Despite Pavlov’s influential research on the digestive system, he is most famous for his discovery of classical conditioning: teaching an animal to associate a reflex with an unrelated stimulus. Pavlov made the discovery while researching the salivary glands of dogs, after he noticed that dogs salivated when they anticipated food in addition to when they began eating. This led him to condition the dogs to begin salivating when they saw or heard a variety of stimuli, most famously, bells. He accomplished this by ringing a bell every time he fed the dogs, making them associate bells with food.

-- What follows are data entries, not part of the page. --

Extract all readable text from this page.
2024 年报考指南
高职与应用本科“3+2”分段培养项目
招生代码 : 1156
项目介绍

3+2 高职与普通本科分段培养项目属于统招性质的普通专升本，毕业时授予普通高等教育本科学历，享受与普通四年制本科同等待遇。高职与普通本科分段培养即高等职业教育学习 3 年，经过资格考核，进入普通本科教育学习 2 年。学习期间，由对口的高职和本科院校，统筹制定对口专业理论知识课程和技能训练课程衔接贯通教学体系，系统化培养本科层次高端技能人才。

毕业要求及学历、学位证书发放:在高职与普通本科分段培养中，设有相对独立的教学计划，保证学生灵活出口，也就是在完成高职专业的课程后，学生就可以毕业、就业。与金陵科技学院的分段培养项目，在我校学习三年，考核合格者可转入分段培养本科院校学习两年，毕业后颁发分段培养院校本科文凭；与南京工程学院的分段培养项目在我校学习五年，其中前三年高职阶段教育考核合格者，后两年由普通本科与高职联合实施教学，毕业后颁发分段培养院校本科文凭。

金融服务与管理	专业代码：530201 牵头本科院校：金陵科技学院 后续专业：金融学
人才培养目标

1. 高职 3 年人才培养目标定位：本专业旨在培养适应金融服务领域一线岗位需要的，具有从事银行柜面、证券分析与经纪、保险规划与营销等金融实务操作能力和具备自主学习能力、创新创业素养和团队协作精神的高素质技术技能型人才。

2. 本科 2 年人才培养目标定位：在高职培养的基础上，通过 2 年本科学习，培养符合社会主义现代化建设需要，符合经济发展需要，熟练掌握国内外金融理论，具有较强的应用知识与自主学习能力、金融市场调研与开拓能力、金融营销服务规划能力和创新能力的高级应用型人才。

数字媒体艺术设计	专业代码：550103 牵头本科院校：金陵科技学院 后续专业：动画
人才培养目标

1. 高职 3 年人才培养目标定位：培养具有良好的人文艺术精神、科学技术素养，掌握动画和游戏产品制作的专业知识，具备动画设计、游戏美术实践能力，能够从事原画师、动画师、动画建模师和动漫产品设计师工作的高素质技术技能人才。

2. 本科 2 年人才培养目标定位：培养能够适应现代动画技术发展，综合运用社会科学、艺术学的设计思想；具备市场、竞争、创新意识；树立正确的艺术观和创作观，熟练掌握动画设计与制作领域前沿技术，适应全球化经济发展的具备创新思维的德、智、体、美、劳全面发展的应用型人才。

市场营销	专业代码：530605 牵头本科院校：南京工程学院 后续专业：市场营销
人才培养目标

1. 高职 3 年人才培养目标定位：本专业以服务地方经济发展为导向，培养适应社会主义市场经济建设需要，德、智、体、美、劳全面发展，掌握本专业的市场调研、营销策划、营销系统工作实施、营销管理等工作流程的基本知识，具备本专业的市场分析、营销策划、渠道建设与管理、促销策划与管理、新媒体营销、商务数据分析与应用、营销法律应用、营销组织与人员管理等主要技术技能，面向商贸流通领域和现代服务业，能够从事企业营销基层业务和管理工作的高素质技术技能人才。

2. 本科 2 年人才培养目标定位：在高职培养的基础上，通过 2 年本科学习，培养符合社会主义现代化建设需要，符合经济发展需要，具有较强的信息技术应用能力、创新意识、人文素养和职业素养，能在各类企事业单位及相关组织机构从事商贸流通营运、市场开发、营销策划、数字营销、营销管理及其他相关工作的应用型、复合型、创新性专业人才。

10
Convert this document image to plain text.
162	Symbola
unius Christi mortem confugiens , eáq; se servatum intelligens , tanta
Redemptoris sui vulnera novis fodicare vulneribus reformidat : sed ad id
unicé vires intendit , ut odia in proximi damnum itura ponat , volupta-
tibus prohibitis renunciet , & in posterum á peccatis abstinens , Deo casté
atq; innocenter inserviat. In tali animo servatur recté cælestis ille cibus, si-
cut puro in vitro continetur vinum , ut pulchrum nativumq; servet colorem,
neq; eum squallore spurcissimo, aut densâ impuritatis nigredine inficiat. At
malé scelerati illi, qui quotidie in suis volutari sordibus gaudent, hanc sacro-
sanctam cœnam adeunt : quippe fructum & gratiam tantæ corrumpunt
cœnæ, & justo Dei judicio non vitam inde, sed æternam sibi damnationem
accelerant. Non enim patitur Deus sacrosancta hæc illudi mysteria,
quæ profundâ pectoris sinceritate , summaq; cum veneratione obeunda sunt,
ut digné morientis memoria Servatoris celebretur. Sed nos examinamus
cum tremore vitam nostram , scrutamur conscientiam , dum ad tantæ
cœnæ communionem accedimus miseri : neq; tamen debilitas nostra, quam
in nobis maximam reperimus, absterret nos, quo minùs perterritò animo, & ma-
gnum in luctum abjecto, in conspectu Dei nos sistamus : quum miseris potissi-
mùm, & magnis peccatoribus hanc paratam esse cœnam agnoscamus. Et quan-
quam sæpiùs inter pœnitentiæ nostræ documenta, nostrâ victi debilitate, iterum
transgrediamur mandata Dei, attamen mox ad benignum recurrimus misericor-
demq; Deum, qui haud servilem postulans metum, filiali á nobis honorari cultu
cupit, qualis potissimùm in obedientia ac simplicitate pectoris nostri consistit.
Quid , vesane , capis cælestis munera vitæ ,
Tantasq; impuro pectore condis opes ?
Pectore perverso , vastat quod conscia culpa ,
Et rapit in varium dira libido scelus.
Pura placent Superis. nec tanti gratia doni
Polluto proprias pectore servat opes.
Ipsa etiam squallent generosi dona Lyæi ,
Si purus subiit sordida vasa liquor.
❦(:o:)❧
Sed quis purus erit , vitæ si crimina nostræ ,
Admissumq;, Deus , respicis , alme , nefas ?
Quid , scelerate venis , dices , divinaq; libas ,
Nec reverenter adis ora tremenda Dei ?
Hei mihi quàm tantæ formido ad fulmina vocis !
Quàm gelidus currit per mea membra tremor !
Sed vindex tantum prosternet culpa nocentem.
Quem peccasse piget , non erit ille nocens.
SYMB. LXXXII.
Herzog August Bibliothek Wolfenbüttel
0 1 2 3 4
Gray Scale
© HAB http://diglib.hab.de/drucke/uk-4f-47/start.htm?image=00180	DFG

Pavlov described himself as an atheist who lost his faith when he was a seminary student. “In regard to my religiosity, my belief in God, my church attendance, there is no truth in it; it is sheer fantasy,” Pavlov told his student Evgenii Mikhailovich Kreps in the 1920s, according to the article “Pavlov’s Religious Orientation” by George Windholz (1986). Windholz also quoted Pavlov as saying, “There are weak people over whom religion has power. The strong ones — yes, the strong ones — can become thorough rationalists, relying only upon knowledge, but the weak ones are unable to do this.” D. 1936.